El tema de la discriminación contra las minorías religiosas en Pakistán
se repite cíclicamente en el debate público con motivo de la “Jornada
Nacional de las Minorías”, que se celebra en la nación cada 9 de agosto.
“Los ciudadanos pakistaníes no musulmanes se ven obligados a aceptar
empleos humildes, que se reservan sólo para ellos, como limpiadores,
peluqueros, trabajadores domésticos, barrenderos, fruto de la antigua
concepción de casta”, explica Samson Salamat de la organización Rwadari
Tehreek.
Las minorías religiosas en Pakistán recuerdan el conocido discurso de
Ali Jinnah, fundador de Pakistán, quien el 11 de agosto de 1947 en la
asamblea constituyente declaró: “Todos somos ciudadanos del mismo
estado. Debemos mantener este principio frente a nosotros como nuestro
ideal. Así, se descubrirá que con el paso de los años los hindúes
dejarán de ser hindúes y los musulmanes dejarán de ser musulmanes, no en
un sentido religioso, porque esta es la fe personal de cada individuo,
pero sí en el sentido político como ciudadanos del Estado”.
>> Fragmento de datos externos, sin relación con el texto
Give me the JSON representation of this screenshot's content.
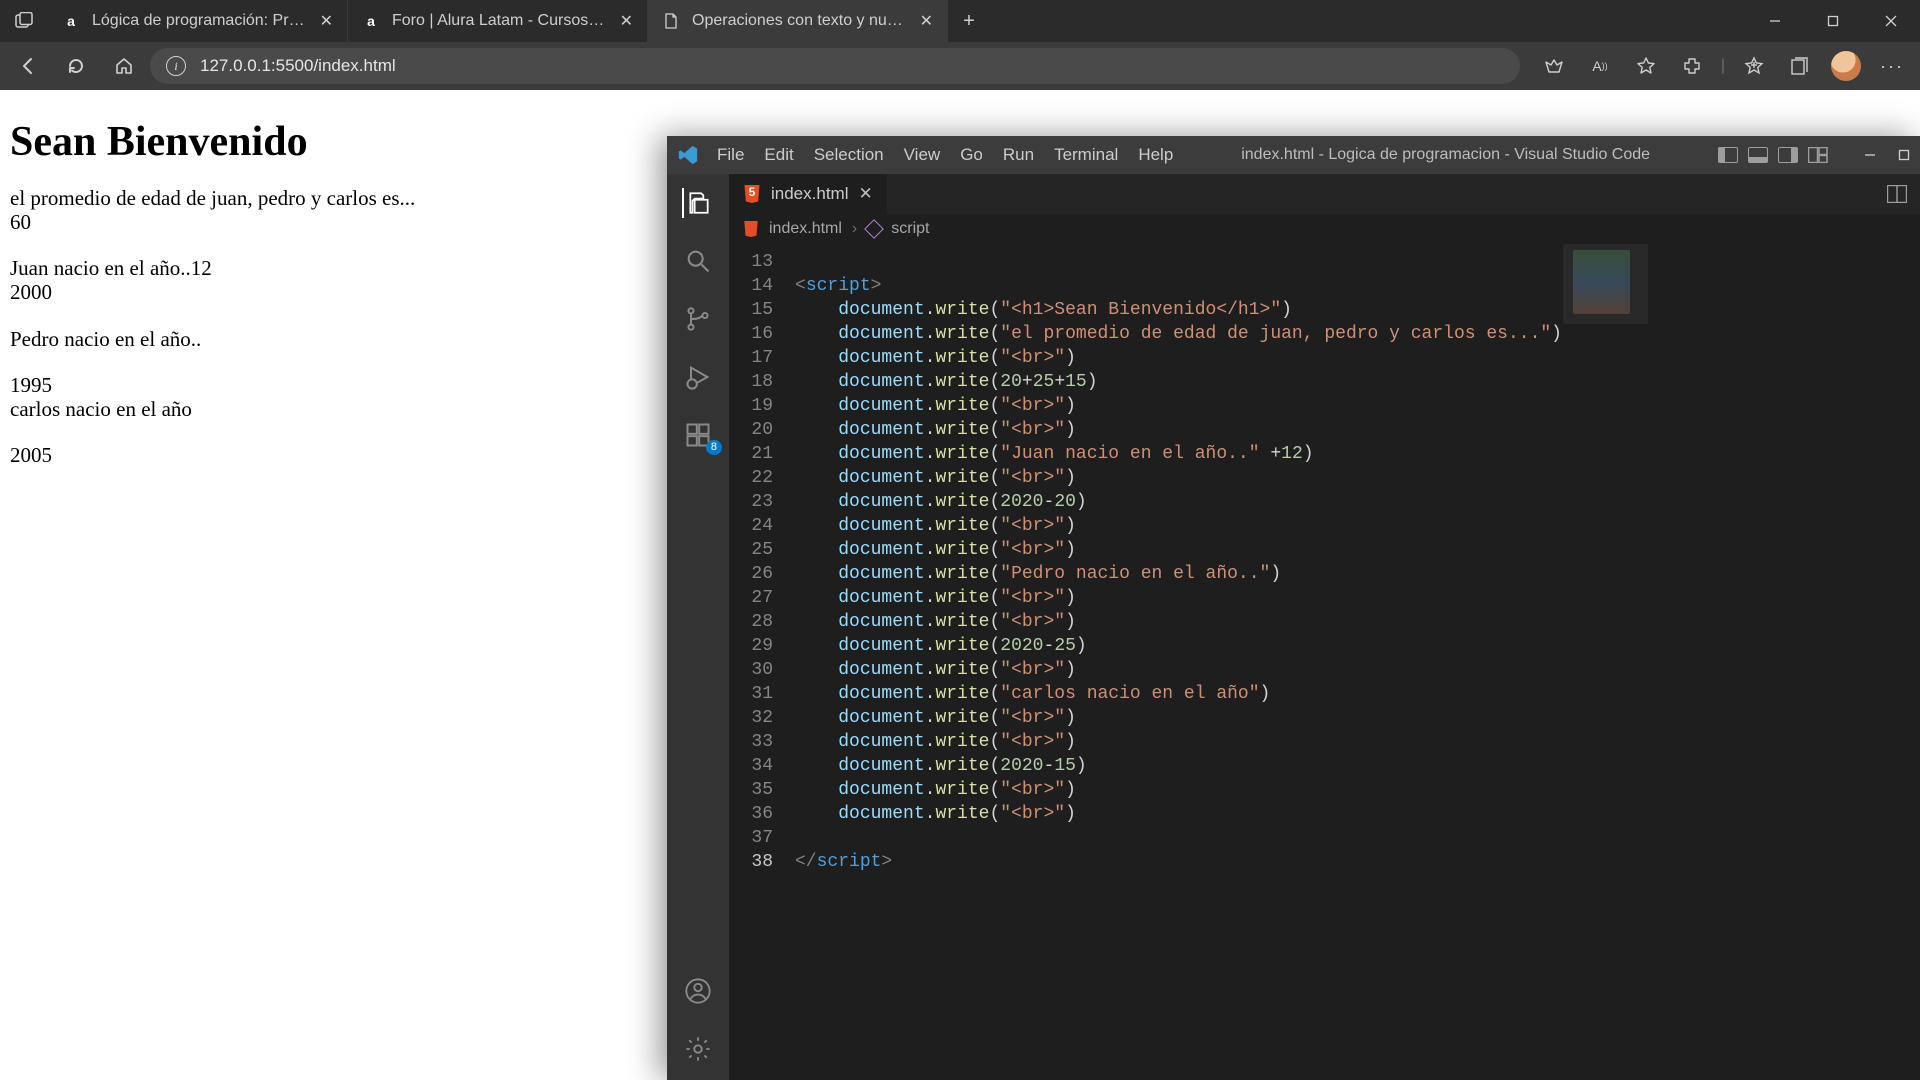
{
  "browser": {
    "tabs": [
      {
        "title": "Lógica de programación: Primer",
        "favicon": "a"
      },
      {
        "title": "Foro | Alura Latam - Cursos onlin",
        "favicon": "a"
      },
      {
        "title": "Operaciones con texto y numero",
        "favicon": "doc",
        "active": true
      }
    ],
    "url": "127.0.0.1:5500/index.html"
  },
  "page": {
    "heading": "Sean Bienvenido",
    "p1_l1": "el promedio de edad de juan, pedro y carlos es...",
    "p1_l2": "60",
    "p2_l1": "Juan nacio en el año..12",
    "p2_l2": "2000",
    "p3_l1": "Pedro nacio en el año..",
    "p4_l1": "1995",
    "p4_l2": "carlos nacio en el año",
    "p5_l1": "2005"
  },
  "vscode": {
    "menu": [
      "File",
      "Edit",
      "Selection",
      "View",
      "Go",
      "Run",
      "Terminal",
      "Help"
    ],
    "window_title": "index.html - Logica de programacion - Visual Studio Code",
    "tab_label": "index.html",
    "breadcrumb_file": "index.html",
    "breadcrumb_node": "script",
    "extensions_badge": "8",
    "line_start": 13,
    "code": [
      {
        "n": 13,
        "kind": "blank"
      },
      {
        "n": 14,
        "kind": "open_tag",
        "tag": "script"
      },
      {
        "n": 15,
        "kind": "write_str",
        "str": "\"<h1>Sean Bienvenido</h1>\""
      },
      {
        "n": 16,
        "kind": "write_str",
        "str": "\"el promedio de edad de juan, pedro y carlos es...\""
      },
      {
        "n": 17,
        "kind": "write_str",
        "str": "\"<br>\""
      },
      {
        "n": 18,
        "kind": "write_expr",
        "tokens": [
          [
            "num",
            "20"
          ],
          [
            "op",
            "+"
          ],
          [
            "num",
            "25"
          ],
          [
            "op",
            "+"
          ],
          [
            "num",
            "15"
          ]
        ]
      },
      {
        "n": 19,
        "kind": "write_str",
        "str": "\"<br>\""
      },
      {
        "n": 20,
        "kind": "write_str",
        "str": "\"<br>\""
      },
      {
        "n": 21,
        "kind": "write_str_plus",
        "str": "\"Juan nacio en el año..\"",
        "plus": [
          [
            "op",
            " +"
          ],
          [
            "num",
            "12"
          ]
        ]
      },
      {
        "n": 22,
        "kind": "write_str",
        "str": "\"<br>\""
      },
      {
        "n": 23,
        "kind": "write_expr",
        "tokens": [
          [
            "num",
            "2020"
          ],
          [
            "op",
            "-"
          ],
          [
            "num",
            "20"
          ]
        ]
      },
      {
        "n": 24,
        "kind": "write_str",
        "str": "\"<br>\""
      },
      {
        "n": 25,
        "kind": "write_str",
        "str": "\"<br>\""
      },
      {
        "n": 26,
        "kind": "write_str",
        "str": "\"Pedro nacio en el año..\""
      },
      {
        "n": 27,
        "kind": "write_str",
        "str": "\"<br>\""
      },
      {
        "n": 28,
        "kind": "write_str",
        "str": "\"<br>\""
      },
      {
        "n": 29,
        "kind": "write_expr",
        "tokens": [
          [
            "num",
            "2020"
          ],
          [
            "op",
            "-"
          ],
          [
            "num",
            "25"
          ]
        ]
      },
      {
        "n": 30,
        "kind": "write_str",
        "str": "\"<br>\""
      },
      {
        "n": 31,
        "kind": "write_str",
        "str": "\"carlos nacio en el año\""
      },
      {
        "n": 32,
        "kind": "write_str",
        "str": "\"<br>\""
      },
      {
        "n": 33,
        "kind": "write_str",
        "str": "\"<br>\""
      },
      {
        "n": 34,
        "kind": "write_expr",
        "tokens": [
          [
            "num",
            "2020"
          ],
          [
            "op",
            "-"
          ],
          [
            "num",
            "15"
          ]
        ]
      },
      {
        "n": 35,
        "kind": "write_str",
        "str": "\"<br>\""
      },
      {
        "n": 36,
        "kind": "write_str",
        "str": "\"<br>\""
      },
      {
        "n": 37,
        "kind": "blank"
      },
      {
        "n": 38,
        "kind": "close_tag",
        "tag": "script",
        "current": true
      }
    ]
  }
}
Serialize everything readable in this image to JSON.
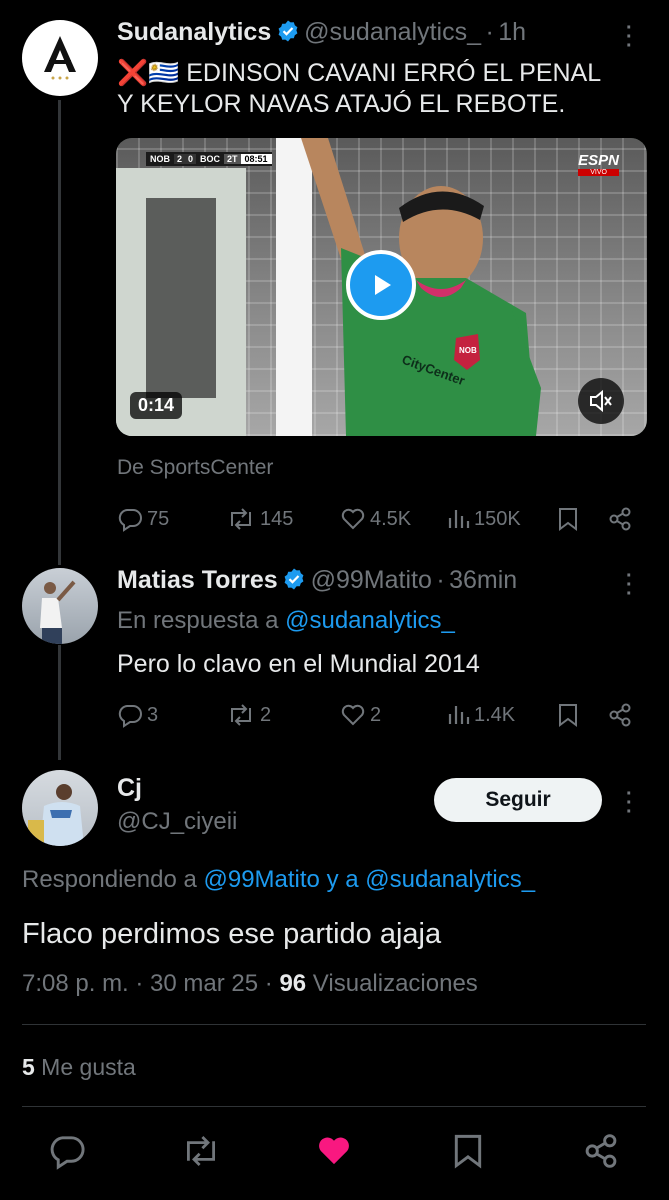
{
  "tweet1": {
    "name": "Sudanalytics",
    "handle": "@sudanalytics_",
    "sep": "·",
    "time": "1h",
    "flags": "❌🇺🇾",
    "text_line1": "EDINSON CAVANI ERRÓ EL PENAL",
    "text_line2": "Y KEYLOR NAVAS ATAJÓ EL REBOTE.",
    "video": {
      "duration": "0:14",
      "scoreboard": {
        "home": "NOB",
        "home_score": "2",
        "away_score": "0",
        "away": "BOC",
        "period": "2T",
        "clock": "08:51"
      },
      "broadcaster": "ESPN",
      "live_label": "VIVO",
      "jersey_sponsor": "CityCenter",
      "crest_label": "NOB"
    },
    "source": "De SportsCenter",
    "stats": {
      "replies": "75",
      "reposts": "145",
      "likes": "4.5K",
      "views": "150K"
    }
  },
  "tweet2": {
    "name": "Matias Torres",
    "handle": "@99Matito",
    "sep": "·",
    "time": "36min",
    "reply_prefix": "En respuesta a ",
    "reply_to": "@sudanalytics_",
    "text": "Pero lo clavo en el Mundial 2014",
    "stats": {
      "replies": "3",
      "reposts": "2",
      "likes": "2",
      "views": "1.4K"
    }
  },
  "main": {
    "name": "Cj",
    "handle": "@CJ_ciyeii",
    "follow_label": "Seguir",
    "replying_prefix": "Respondiendo a ",
    "replying_user1": "@99Matito",
    "replying_join": " y a ",
    "replying_user2": "@sudanalytics_",
    "text": "Flaco perdimos ese partido ajaja",
    "meta_time": "7:08 p. m. · 30 mar 25 · ",
    "meta_views_count": "96",
    "meta_views_label": " Visualizaciones",
    "likes_count": "5",
    "likes_label": " Me gusta"
  },
  "colors": {
    "accent": "#1d9bf0",
    "like_active": "#f91880",
    "muted": "#71767b",
    "text": "#e7e9ea",
    "background": "#000000"
  }
}
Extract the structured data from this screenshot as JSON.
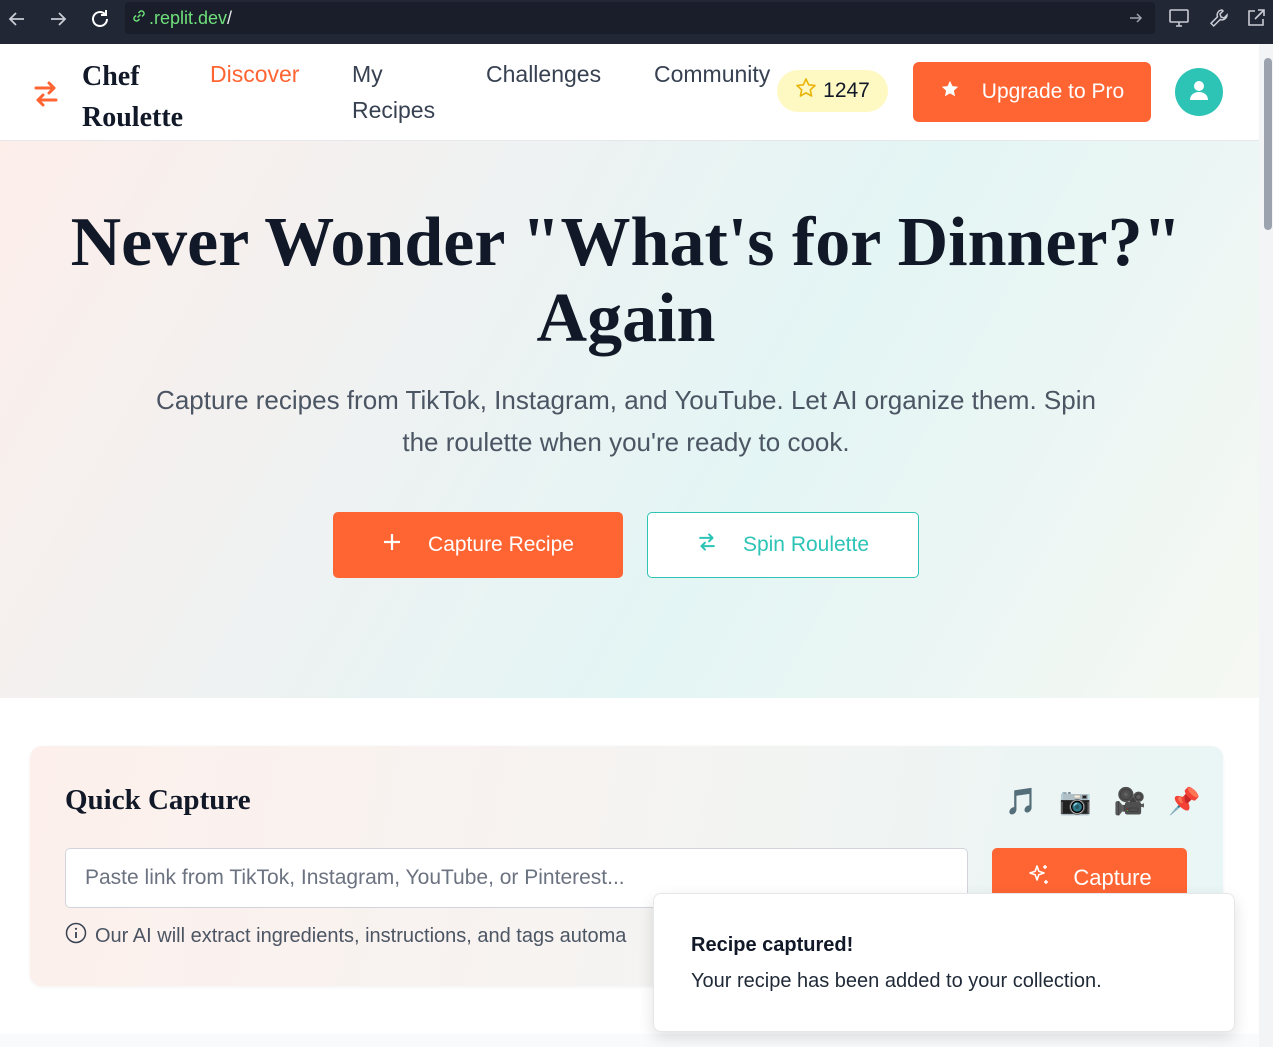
{
  "browser": {
    "url_host": ".replit.dev",
    "url_path": "/"
  },
  "header": {
    "brand_line1": "Chef",
    "brand_line2": "Roulette",
    "nav": [
      {
        "label": "Discover",
        "active": true
      },
      {
        "label": "My Recipes",
        "active": false
      },
      {
        "label": "Challenges",
        "active": false
      },
      {
        "label": "Community",
        "active": false
      }
    ],
    "points": "1247",
    "upgrade_label": "Upgrade to Pro"
  },
  "hero": {
    "title_line1": "Never Wonder \"What's for Dinner?\"",
    "title_line2": "Again",
    "subtitle_line1": "Capture recipes from TikTok, Instagram, and YouTube. Let AI organize them. Spin",
    "subtitle_line2": "the roulette when you're ready to cook.",
    "capture_label": "Capture Recipe",
    "spin_label": "Spin Roulette"
  },
  "quick_capture": {
    "title": "Quick Capture",
    "platform_icons": [
      "🎵",
      "📷",
      "🎥",
      "📌"
    ],
    "input_placeholder": "Paste link from TikTok, Instagram, YouTube, or Pinterest...",
    "button_label": "Capture",
    "note": "Our AI will extract ingredients, instructions, and tags automa"
  },
  "toast": {
    "title": "Recipe captured!",
    "body": "Your recipe has been added to your collection."
  },
  "colors": {
    "accent": "#ff6533",
    "teal": "#2dc4b6"
  }
}
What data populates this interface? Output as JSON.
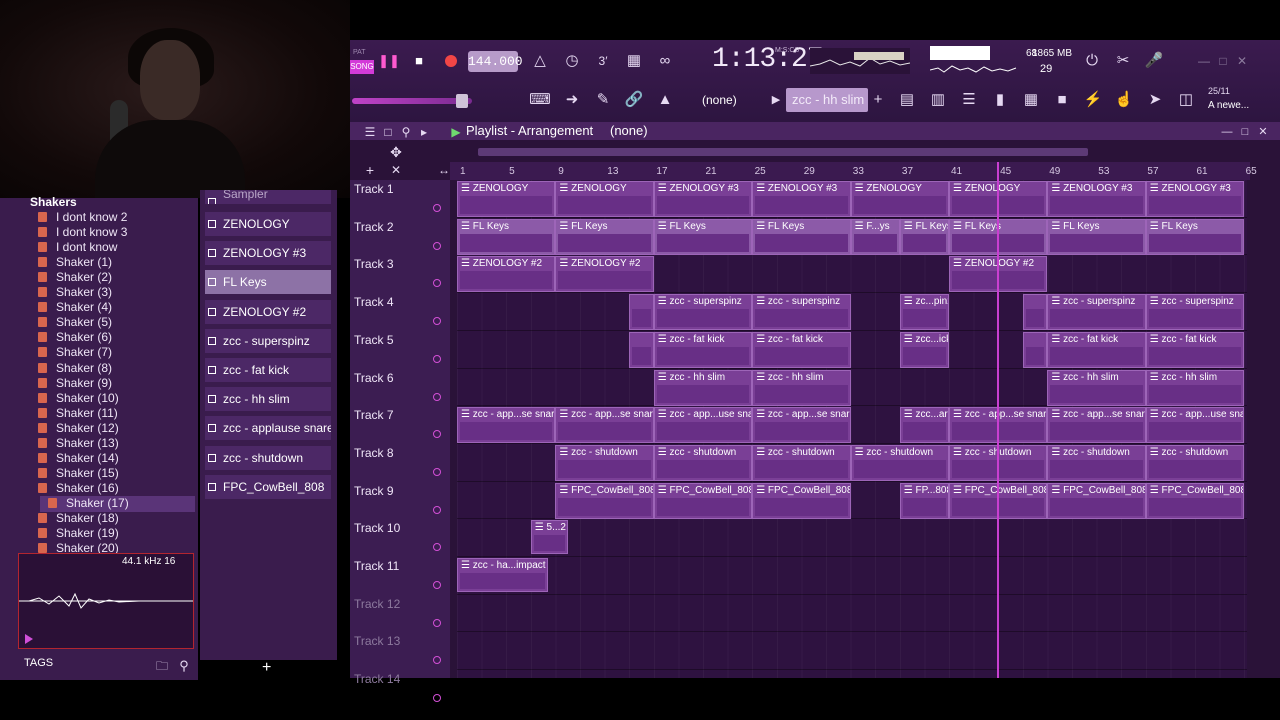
{
  "toolbar": {
    "mode_label": "SONG",
    "pat_label": "PAT",
    "tempo": "144.000",
    "time": "1:13:27",
    "time_unit": "M:S:CS",
    "cpu": "68",
    "ram": "1865 MB",
    "polyphony": "29",
    "pattern": "(none)",
    "channel": "zcc - hh slim",
    "news_date": "25/11",
    "news_text": "A newe..."
  },
  "browser": {
    "folder": "Shakers",
    "items": [
      "I dont know 2",
      "I dont know 3",
      "I dont know",
      "Shaker (1)",
      "Shaker (2)",
      "Shaker (3)",
      "Shaker (4)",
      "Shaker (5)",
      "Shaker (6)",
      "Shaker (7)",
      "Shaker (8)",
      "Shaker (9)",
      "Shaker (10)",
      "Shaker (11)",
      "Shaker (12)",
      "Shaker (13)",
      "Shaker (14)",
      "Shaker (15)",
      "Shaker (16)",
      "Shaker (17)",
      "Shaker (18)",
      "Shaker (19)",
      "Shaker (20)"
    ],
    "selected": "Shaker (17)",
    "sample_info": "44.1 kHz 16",
    "tags_label": "TAGS"
  },
  "picker": {
    "items": [
      "Sampler",
      "ZENOLOGY",
      "ZENOLOGY #3",
      "FL Keys",
      "ZENOLOGY #2",
      "zcc - superspinz",
      "zcc - fat kick",
      "zcc - hh slim",
      "zcc - applause snare",
      "zcc - shutdown",
      "FPC_CowBell_808"
    ],
    "selected": "FL Keys"
  },
  "playlist": {
    "title": "Playlist - Arrangement",
    "pattern": "(none)",
    "bars": [
      "1",
      "5",
      "9",
      "13",
      "17",
      "21",
      "25",
      "29",
      "33",
      "37",
      "41",
      "45",
      "49",
      "53",
      "57",
      "61",
      "65"
    ],
    "tracks": [
      "Track 1",
      "Track 2",
      "Track 3",
      "Track 4",
      "Track 5",
      "Track 6",
      "Track 7",
      "Track 8",
      "Track 9",
      "Track 10",
      "Track 11",
      "Track 12",
      "Track 13",
      "Track 14"
    ],
    "clips": {
      "t1": [
        "ZENOLOGY",
        "ZENOLOGY",
        "ZENOLOGY #3",
        "ZENOLOGY #3",
        "ZENOLOGY",
        "ZENOLOGY",
        "ZENOLOGY #3",
        "ZENOLOGY #3"
      ],
      "t2": [
        "FL Keys",
        "FL Keys",
        "FL Keys",
        "FL Keys",
        "F...ys",
        "FL Keys",
        "FL Keys",
        "FL Keys",
        "FL Keys"
      ],
      "t3": [
        "ZENOLOGY #2",
        "ZENOLOGY #2",
        "ZENOLOGY #2"
      ],
      "t4": [
        "zcc - superspinz",
        "zcc - superspinz",
        "zc...pinz",
        "zcc - superspinz",
        "zcc - superspinz"
      ],
      "t5": [
        "zcc - fat kick",
        "zcc - fat kick",
        "zcc...ick",
        "zcc - fat kick",
        "zcc - fat kick"
      ],
      "t6": [
        "zcc - hh slim",
        "zcc - hh slim",
        "zcc - hh slim",
        "zcc - hh slim"
      ],
      "t7": [
        "zcc - app...se snare",
        "zcc - app...se snare",
        "zcc - app...use snare",
        "zcc - app...se snare",
        "zcc...are",
        "zcc - app...se snare",
        "zcc - app...se snare",
        "zcc - app...use snare"
      ],
      "t8": [
        "zcc - shutdown",
        "zcc - shutdown",
        "zcc - shutdown",
        "zcc - shutdown",
        "zcc - shutdown",
        "zcc - shutdown",
        "zcc - shutdown"
      ],
      "t9": [
        "FPC_CowBell_808",
        "FPC_CowBell_808",
        "FPC_CowBell_808",
        "FP...808",
        "FPC_CowBell_808",
        "FPC_CowBell_808",
        "FPC_CowBell_808"
      ],
      "t10": [
        "5...2"
      ],
      "t11": [
        "zcc - ha...impact"
      ]
    }
  }
}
Desde el nacimiento de Pakistán, en 1947, las minorías religiosas fueron
concebidas como “una parte integral de la nación” por Ali Jinnah, de
modo que su presencia está representada simbólicamente en la bandera
nacional, donde la parte verde representa la mayoría musulmana, mientras
que la blanca indica las minorías no musulmanas.
Hoy el foro de la sociedad civil hace un llamamiento al gobierno para
que adopte un paquete de reformas constitucionales para poner fin a la
discriminación y a los prejuicios, asegurando una efectiva participación
política y representación de las minorías religiosas.
Pakistán se caracteriza por el pluralismo religioso, étnico y
lingüístico: los musulmanes son más del 90% de los 180 millones de
personas, pero también hay ahmadíes, cristianos, bahá'ís, budistas,
hindúes, jainistas, judíos, parsis y sijs. En general, las minorías
representan alrededor del 8% de la población.